Ceux qui ne voyaient rien de grand dans son équipage et dans sa suite découvraient je ne sais quoy de divin dans son humilité, dans sa charité et dans sa douceur. Toute sa personne et sa conduite estaient comme une voix charmante qui preschait continuellement la mortification de Jésus-Christ, la pureté des anges et le mépris du monde.

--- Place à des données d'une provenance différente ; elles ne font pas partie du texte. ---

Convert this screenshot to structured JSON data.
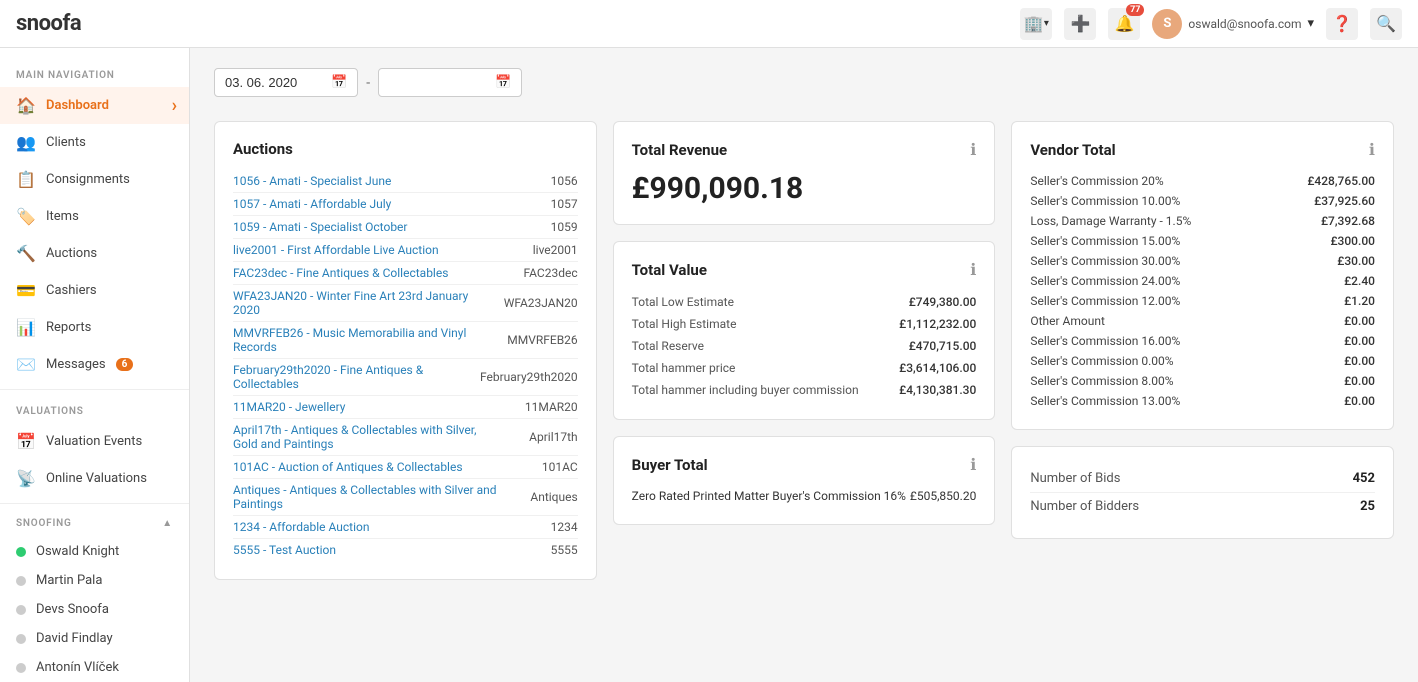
{
  "app": {
    "logo": "snoofa",
    "nav_icons": [
      "building-icon",
      "plus-icon",
      "bell-icon"
    ],
    "notification_count": "77",
    "user_initial": "S",
    "user_email": "oswald@snoofa.com",
    "help_icon": "?",
    "search_icon": "🔍"
  },
  "sidebar": {
    "main_nav_label": "MAIN NAVIGATION",
    "items": [
      {
        "id": "dashboard",
        "label": "Dashboard",
        "active": true,
        "icon": "🏠"
      },
      {
        "id": "clients",
        "label": "Clients",
        "active": false,
        "icon": "👥"
      },
      {
        "id": "consignments",
        "label": "Consignments",
        "active": false,
        "icon": "📋"
      },
      {
        "id": "items",
        "label": "Items",
        "active": false,
        "icon": "🏷️"
      },
      {
        "id": "auctions",
        "label": "Auctions",
        "active": false,
        "icon": "🔨"
      },
      {
        "id": "cashiers",
        "label": "Cashiers",
        "active": false,
        "icon": "💳"
      },
      {
        "id": "reports",
        "label": "Reports",
        "active": false,
        "icon": "📊"
      },
      {
        "id": "messages",
        "label": "Messages",
        "active": false,
        "icon": "✉️",
        "badge": "6"
      }
    ],
    "valuations_label": "VALUATIONS",
    "valuation_items": [
      {
        "id": "valuation-events",
        "label": "Valuation Events",
        "icon": "📅"
      },
      {
        "id": "online-valuations",
        "label": "Online Valuations",
        "icon": "📡"
      }
    ],
    "snoofing_label": "SNOOFING",
    "snoofing_items": [
      {
        "id": "oswald-knight",
        "label": "Oswald Knight",
        "color": "#2ecc71",
        "online": true
      },
      {
        "id": "martin-pala",
        "label": "Martin Pala",
        "color": "#ccc",
        "online": false
      },
      {
        "id": "devs-snoofa",
        "label": "Devs Snoofa",
        "color": "#ccc",
        "online": false
      },
      {
        "id": "david-findlay",
        "label": "David Findlay",
        "color": "#ccc",
        "online": false
      },
      {
        "id": "antonin-vlicek",
        "label": "Antonín Vlíček",
        "color": "#ccc",
        "online": false
      }
    ]
  },
  "date_filter": {
    "start_date": "03. 06. 2020",
    "end_date": "",
    "calendar_icon": "📅"
  },
  "auctions_card": {
    "title": "Auctions",
    "items": [
      {
        "label": "1056 - Amati - Specialist June",
        "code": "1056"
      },
      {
        "label": "1057 - Amati - Affordable July",
        "code": "1057"
      },
      {
        "label": "1059 - Amati - Specialist October",
        "code": "1059"
      },
      {
        "label": "live2001 - First Affordable Live Auction",
        "code": "live2001"
      },
      {
        "label": "FAC23dec - Fine Antiques & Collectables",
        "code": "FAC23dec"
      },
      {
        "label": "WFA23JAN20 - Winter Fine Art 23rd January 2020",
        "code": "WFA23JAN20"
      },
      {
        "label": "MMVRFEB26 - Music Memorabilia and Vinyl Records",
        "code": "MMVRFEB26"
      },
      {
        "label": "February29th2020 - Fine Antiques & Collectables",
        "code": "February29th2020"
      },
      {
        "label": "11MAR20 - Jewellery",
        "code": "11MAR20"
      },
      {
        "label": "April17th - Antiques & Collectables with Silver, Gold and Paintings",
        "code": "April17th"
      },
      {
        "label": "101AC - Auction of Antiques & Collectables",
        "code": "101AC"
      },
      {
        "label": "Antiques - Antiques & Collectables with Silver and Paintings",
        "code": "Antiques"
      },
      {
        "label": "1234 - Affordable Auction",
        "code": "1234"
      },
      {
        "label": "5555 - Test Auction",
        "code": "5555"
      }
    ]
  },
  "total_revenue_card": {
    "title": "Total Revenue",
    "amount": "£990,090.18"
  },
  "total_value_card": {
    "title": "Total Value",
    "rows": [
      {
        "label": "Total Low Estimate",
        "amount": "£749,380.00"
      },
      {
        "label": "Total High Estimate",
        "amount": "£1,112,232.00"
      },
      {
        "label": "Total Reserve",
        "amount": "£470,715.00"
      },
      {
        "label": "Total hammer price",
        "amount": "£3,614,106.00"
      },
      {
        "label": "Total hammer including buyer commission",
        "amount": "£4,130,381.30"
      }
    ]
  },
  "vendor_total_card": {
    "title": "Vendor Total",
    "rows": [
      {
        "label": "Seller's Commission 20%",
        "amount": "£428,765.00"
      },
      {
        "label": "Seller's Commission 10.00%",
        "amount": "£37,925.60"
      },
      {
        "label": "Loss, Damage Warranty - 1.5%",
        "amount": "£7,392.68"
      },
      {
        "label": "Seller's Commission 15.00%",
        "amount": "£300.00"
      },
      {
        "label": "Seller's Commission 30.00%",
        "amount": "£30.00"
      },
      {
        "label": "Seller's Commission 24.00%",
        "amount": "£2.40"
      },
      {
        "label": "Seller's Commission 12.00%",
        "amount": "£1.20"
      },
      {
        "label": "Other Amount",
        "amount": "£0.00"
      },
      {
        "label": "Seller's Commission 16.00%",
        "amount": "£0.00"
      },
      {
        "label": "Seller's Commission 0.00%",
        "amount": "£0.00"
      },
      {
        "label": "Seller's Commission 8.00%",
        "amount": "£0.00"
      },
      {
        "label": "Seller's Commission 13.00%",
        "amount": "£0.00"
      }
    ]
  },
  "buyer_total_card": {
    "title": "Buyer Total",
    "rows": [
      {
        "label": "Zero Rated Printed Matter Buyer's Commission 16%",
        "amount": "£505,850.20"
      }
    ]
  },
  "stats_card": {
    "rows": [
      {
        "label": "Number of Bids",
        "value": "452"
      },
      {
        "label": "Number of Bidders",
        "value": "25"
      }
    ]
  }
}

Ah! Mrs, qu'il se trouve peu de personnes de sa qualité qui ayme à s'abaisser et à vivre de la sorte; il est à craindre que cette humilité et cette modestie ne soient pas assez estimées dans ce siècle où l'on ne parle que de soutenir sa qualité, garder son rang, ménager son honneur et faire valoir son caractère, où l'on regarde le faste non-seulement comme permis, mais encore comme nécessaire, où l'on se fait plus respecter par les revenus que par les mérites et enfin où le ministre s'élève souvent en abaissant son ministère.

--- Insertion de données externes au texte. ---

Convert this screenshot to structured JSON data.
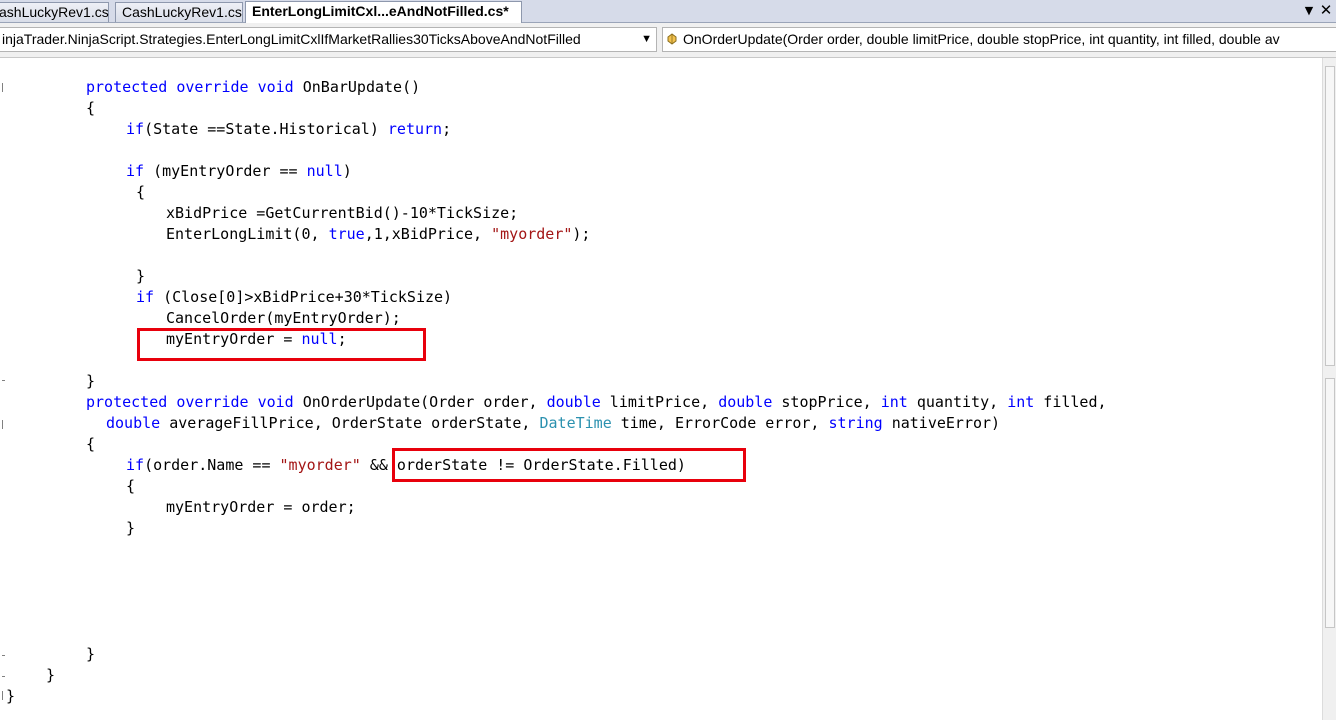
{
  "tabs": [
    {
      "label": "ashLuckyRev1.cs",
      "active": false
    },
    {
      "label": "CashLuckyRev1.cs",
      "active": false
    },
    {
      "label": "EnterLongLimitCxl...eAndNotFilled.cs*",
      "active": true
    }
  ],
  "tab_controls": {
    "dropdown_icon": "▼",
    "close_icon": "✕"
  },
  "navigation": {
    "type_combo": "injaTrader.NinjaScript.Strategies.EnterLongLimitCxlIfMarketRallies30TicksAboveAndNotFilled",
    "member_combo": "OnOrderUpdate(Order order, double limitPrice, double stopPrice, int quantity, int filled, double av",
    "combo_arrow": "▼",
    "member_icon": "method-icon"
  },
  "colors": {
    "keyword": "#0000ff",
    "string": "#a31515",
    "type": "#2b91af",
    "highlight": "#e8000c"
  },
  "code": {
    "l1": {
      "p1": "protected",
      "p2": " ",
      "p3": "override",
      "p4": " ",
      "p5": "void",
      "p6": " OnBarUpdate()"
    },
    "l2": "{",
    "l3": {
      "p1": "if",
      "p2": "(State ==State.Historical) ",
      "p3": "return",
      "p4": ";"
    },
    "l5": {
      "p1": "if",
      "p2": " (myEntryOrder == ",
      "p3": "null",
      "p4": ")"
    },
    "l6": "{",
    "l7": "xBidPrice =GetCurrentBid()-10*TickSize;",
    "l8": {
      "p1": "EnterLongLimit(0, ",
      "p2": "true",
      "p3": ",1,xBidPrice, ",
      "p4": "\"myorder\"",
      "p5": ");"
    },
    "l10": "}",
    "l11": {
      "p1": "if",
      "p2": " (Close[0]>xBidPrice+30*TickSize)"
    },
    "l12": "CancelOrder(myEntryOrder);",
    "l13": {
      "p1": "myEntryOrder = ",
      "p2": "null",
      "p3": ";"
    },
    "l15": "}",
    "l16": {
      "p1": "protected",
      "p2": " ",
      "p3": "override",
      "p4": " ",
      "p5": "void",
      "p6": " OnOrderUpdate(Order order, ",
      "p7": "double",
      "p8": " limitPrice, ",
      "p9": "double",
      "p10": " stopPrice, ",
      "p11": "int",
      "p12": " quantity, ",
      "p13": "int",
      "p14": " filled,"
    },
    "l17": {
      "p1": "double",
      "p2": " averageFillPrice, OrderState orderState, ",
      "p3": "DateTime",
      "p4": " time, ErrorCode error, ",
      "p5": "string",
      "p6": " nativeError)"
    },
    "l18": "{",
    "l19": {
      "p1": "if",
      "p2": "(order.Name == ",
      "p3": "\"myorder\"",
      "p4": " && orderState != OrderState.Filled)"
    },
    "l20": "{",
    "l21": "myEntryOrder = order;",
    "l22": "}",
    "l28": "}",
    "l29": "}",
    "l30": "}"
  }
}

Dans le sentiment de saint Chrisostôme, il n'est rien au monde de si difficile que de gagner des âmes à Dieu. L'expérience nous prouve qu'il faut pour cela s'accomoder à l'esprit et au besoin d'un chacun. L'apôtre saint Paul nous enseigne que pour réussir dans un employ si relevé, il faut se réjouir avec ceux qui se réjouis

(1) - Non venit ministrari sed ministrare. -Math. cap.20.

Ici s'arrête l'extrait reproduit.